How do you speed up the linear sparse solver in Zygote?

ToPo · March 19, 2024, 7:15am

I have confirmed that the standard Julia solver (backslash) can be used in the automatic differentiation of Zygote.
Below is a sample program. (This program calculates the gradient.)

However, while the forward computation of the evaluation function is fast, the computation of the automatic derivative is very slow. (Memory is not that large.)

What are you trying to do to speed up Zygote’s automatic differentiation?
Is it common to write your own rrule and have it calculate the derivative directly in units of large functions?

using Zygote
using ChainRules
using LinearAlgebra
using SparseArrays
#-------------------------------------------------------
function test_func(x)

    #
    n = length(x)

    # make matrix
    A_buf = Zygote.Buffer(spzeros(Float64, n, n))
    k_tmp = rand(Float64, n, n)
    for i in 1 : n
        for j in 1 : n
            A_buf[i, j] += k_tmp[i, j] + x[j]^2.0
        end
    end

    # Zygote.Buffer -> SparseMatrixCSC
    A = copy(A_buf)

    # righ hand side
    b = fill(1.0 , n)

    # solve !!!!
    c = A \ b

    # compute evaluate function value
    return norm(c)
end
#-------------------------------------------------------
s = rand(Float64, 200)
@time value = test_func(s)

df_auto(x) = test_func'(x)
@time display(df_auto(s))

mohamed82008 · March 19, 2024, 3:35pm

for i in 1 : n
  for j in 1 : n
    A_buf[i, j] += k_tmp[i, j] + x[j]^2.0
  end
end

Doing the above for a sparse matrix is terribly inefficient for 3 reasons.

First, your matrix is not actually sparse if you are assigning non-zero values to all its elements.
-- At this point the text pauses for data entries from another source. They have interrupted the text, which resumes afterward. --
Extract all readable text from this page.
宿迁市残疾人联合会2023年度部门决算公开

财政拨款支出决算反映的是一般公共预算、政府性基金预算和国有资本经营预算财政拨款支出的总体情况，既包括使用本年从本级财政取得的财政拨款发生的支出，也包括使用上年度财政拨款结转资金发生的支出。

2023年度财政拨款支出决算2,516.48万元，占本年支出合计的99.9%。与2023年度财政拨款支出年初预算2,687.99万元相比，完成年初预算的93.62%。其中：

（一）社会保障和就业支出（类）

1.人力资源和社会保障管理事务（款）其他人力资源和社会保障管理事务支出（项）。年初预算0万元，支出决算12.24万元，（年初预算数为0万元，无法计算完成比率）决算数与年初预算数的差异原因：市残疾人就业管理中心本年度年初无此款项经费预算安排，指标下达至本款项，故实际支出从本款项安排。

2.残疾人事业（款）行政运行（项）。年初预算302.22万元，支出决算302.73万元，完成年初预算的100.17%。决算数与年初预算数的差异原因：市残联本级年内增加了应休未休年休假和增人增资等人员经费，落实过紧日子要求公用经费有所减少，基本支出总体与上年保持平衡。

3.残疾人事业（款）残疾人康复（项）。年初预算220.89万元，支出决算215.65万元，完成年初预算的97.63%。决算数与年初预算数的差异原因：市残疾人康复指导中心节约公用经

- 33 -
Using a sparse matrix data structure typically only makes sense when the ratio of non-zeros in your matrix is (much) less than 10%. Benchmark it.
Second, assigning a non-zero value to a structural zero in a sparse matrix is an O(N) operation where N is the number of existing non-zeros in the matrix. The number of existing non-zeros N before the assignment in your loop iterations go from 0 to n^2-1. This gives you a complexity of O(n^4).
Third, even if the above pitfalls are avoided by using a regular Matrix instead of a sparse one, Zygote is actually very bad at differentiating scalar code like the above where the number of function calls scales up with the input size. So if you want to use Zygote, you need to “vectorise” your code (like you would do in Matlab or Python) to reduce the number of function calls, preferably making it O(1), i.e. independent of the input size. Otherwise, look into Enzyme which in theory can handle code like this better. If you have to write scalar code with loops and Enzyme doesn’t work for you, you can wrap the loop-heavy part in a function and define an rrule for it to make sure Zygote doesn’t try to differentiate it, instead it will just use your rule.

stevengj · March 19, 2024, 3:56pm

Even if you use sparse matrix data structures etcetera, AD systems often need “help” (i.e. custom vJp/pullback rules) when differentiating functions that construct sparse matrices as an intermediate step. See e.g. this discussion: Zygote.jl: How to get the gradient of sparse matrix - #6 by stevengj

In practice, my group has always ended up writing custom rrules for such cases. Once you stray outside the confines of conventional ML functions (i.e. the usual neural-net building blocks) and get more into things like scientific computing, I find that for any sufficiently complicated calculation you eventually need to supplement AD systems with custom chain-rule steps.

Fortunately, once you understand the rules of “matrix calculus” (as in our MIT short course), it’s pretty straightforward to manually differentiate functions like your c(x) = \Vert A(x)^{-1} b \Vert where A(x) constructs a sparse matrix from x. If you supply that, AD systems can then handle propagating the chain rule through any calculations that c is composed with.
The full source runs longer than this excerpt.